With national presidential election antics in full swing, each candidate is surely asking themselves, “what can I do to get the vote?”
We’ve seen Senator Bernie Sanders advocate for free college tuition. Secretary of State Hillary Clinton has expressed plans to eliminate tuition loan debt after graduation. The strong push of these ideas is the result of of one thing: Winning the millennial vote.
According to the U.S. Census Bureau, millennials now outnumber the baby-boomer generation, making the millennial vote the one to pursue. But there’s one more hurdle - millennials actually need to take the initiative to vote.
It’s no secret our generation has had trouble getting to the polls. According to a study by The Center for Information and Research on Civic Learning and Engagement, only 19.9 percent of 18- to 29-year-olds voted in the midterm elections of 2014. This was the lowest millennial turnout ever recorded.
There are several theories as to why this is. Some millennials may assume their vote doesn’t count in the long run. Others say there aren’t any candidates worth voting for. We’ve all heard the claim the younger generation is just too self-involved or uninterested in politics to vote.
While any of these theories may be true to some extent, the numbers don’t lie. With more of a potential to swing the vote than the baby-boomers, it’s time we start using this advantage to shape government.
Millennials as a whole tend to think differently than their parents. While previous generations valued the process of attaining “the American Dream,” (getting a well-paying job, getting married, buying a house, having babies and so on) Millennials value happiness in a less traditional sense. We are more concerned about social justices and peace than we are with traditional values and the growth of the economy.

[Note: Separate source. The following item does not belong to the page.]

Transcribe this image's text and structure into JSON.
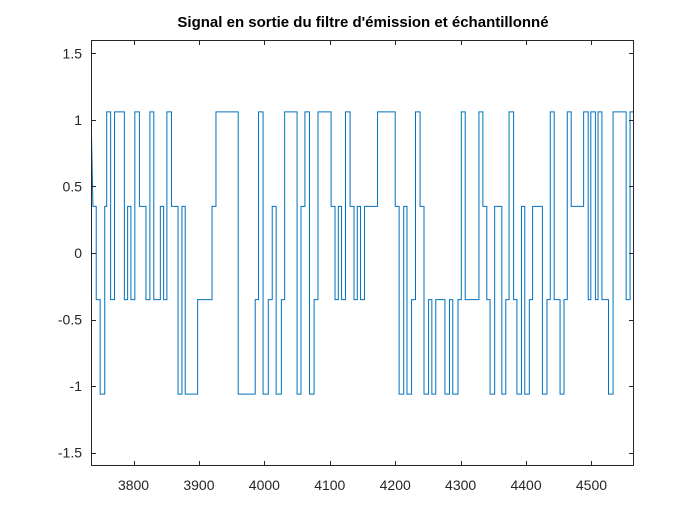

This sets us apart from our baby-boomer counterparts. It’s not that we are uninterested in politics. We just aren’t as interested in what the current political system values.Regardless, the cheesy line “we can make a difference” still applies. We’ve got the numbers. We’ve got different ideas. We just need the motivation.
Sure, it’s possible that a candidate who shares our same values hasn’t emerged yet, but our silence at the polls could result in the wrong presidential candidate being elected. Afterall, shouldn’t the inheritants of this nation make sure we have a say in who represents us in the White House for four or more years? Letting our indifference trump reason is something we as millennials need to change. Even electing the lesser of two evils is far better than sitting back and letting the wrong person come into office.
But there are promising signs of change here at Sonoma State. In the recent Associated Students election for Sonoma State University, 23 percent of students voted, which is considerably higher than Spring 2015’s AS election that only saw 16.4 percent of students vote.
In addition to signaling a potential increasing interest by students in elections, the result showed the power of a single vote. AS President Elect Emily Hinton won with 51.2 percent of the vote.
This is roughly a 50-vote difference between her and her opponent, current AS Vice President Kate Chavez. A small number of people could have completely changed the election outcome, proving that an individual vote really can add up and make a difference.
If we as a group applied this growing motivation and faith in our vote to the presidential election in November, the millennials could easily decide the vote. That is, if we decided to.